By Devidutta Tripathy and Douglas Busvine
MUMBAI/NEW DELHI (Reuters) - Flamboyant Indian businessman Vijay Mallya, pursued by authorities over unpaid loans tied to his defunct Kingfisher Airlines, was arrested in London on Tuesday, with Indian television channels saying he was later given bail.
Mallya, 61, was arrested on behalf of the Indian authorities over accusations of fraud and will be presented in Westminster Magistrates' Court later on Tuesday, the Metropolitan Police said in a statement.
Indian TV channels said Mallya had already been granted bail, with ET Now citing an unnamed Mallya lawyer. Reuters could not immediately confirm his status.
"Extradition hearing in court started today as expected," Mallya said in a message on social network Twitter, downplaying what he called "usual Indian media hype."
India had asked Britain to extradite Mallya to face trial after the liquor and aviation tycoon fled there last March after banks sued to recover about $1.4 billion that Indian authorities say Kingfisher owes.
Mallya has repeatedly dismissed the charges against him and defended himself in messages from his personal Twitter account. On Jan. 28 he said that "not one rupee was misused".
India and Britain have a mixed record on extradition, say legal experts. Some cases have collapsed when evidence against the defendant fell short of the standard of "dual criminality", or actions that amount to a crime in both countries.
"The court usually focuses on whether there is sufficient criminality to extradite someone," said Andrew Smith, a partner at London law firm Corker Binning. "India needs to show a prima facie evidential case against this man."
The criminal case against Mallya was only filed this year. If his legal team argues persuasively that the charges were filed as an act of revenge, that might sway the court in his favor, legal experts say.

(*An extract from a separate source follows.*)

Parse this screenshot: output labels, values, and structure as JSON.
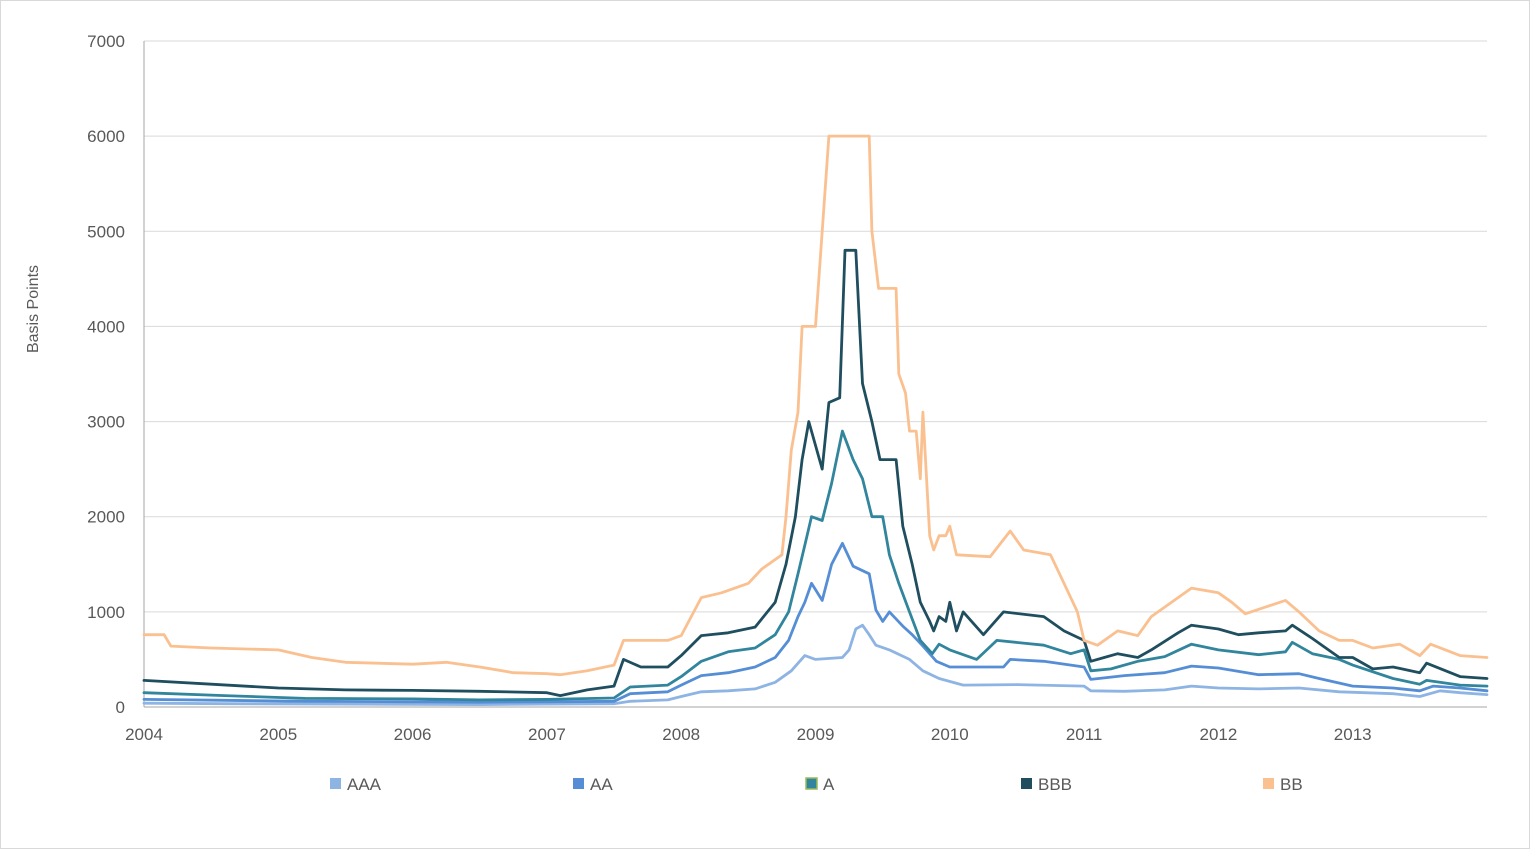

Mallya co-owns the Force India Formula One team. He has a base in London as well as a country home bought from the father of triple Formula One world champion Lewis Hamilton.
He attended just one of 21 races last year, the British Grand Prix at Silverstone, and watched the rest from a 'control room' in his country mansion.
India's top brewer, United Breweries, part-owned by global giant Heineken, this year asked Mallya, its non-executive chairman, to step down from the board, following a regulatory order.
India's capital markets regulator has also barred Mallya from participating in the securities market for having allegedly diverted funds from whiskey maker United Spirits.
Scotland Yard arrested Mallya, Indian television channel CNN News18 said, adding that a team of Indian law enforcement officials would visit London to begin work on his extradition.
India's foreign ministry and the federal police, the Central Bureau of Investigation, were not immediately available for comment.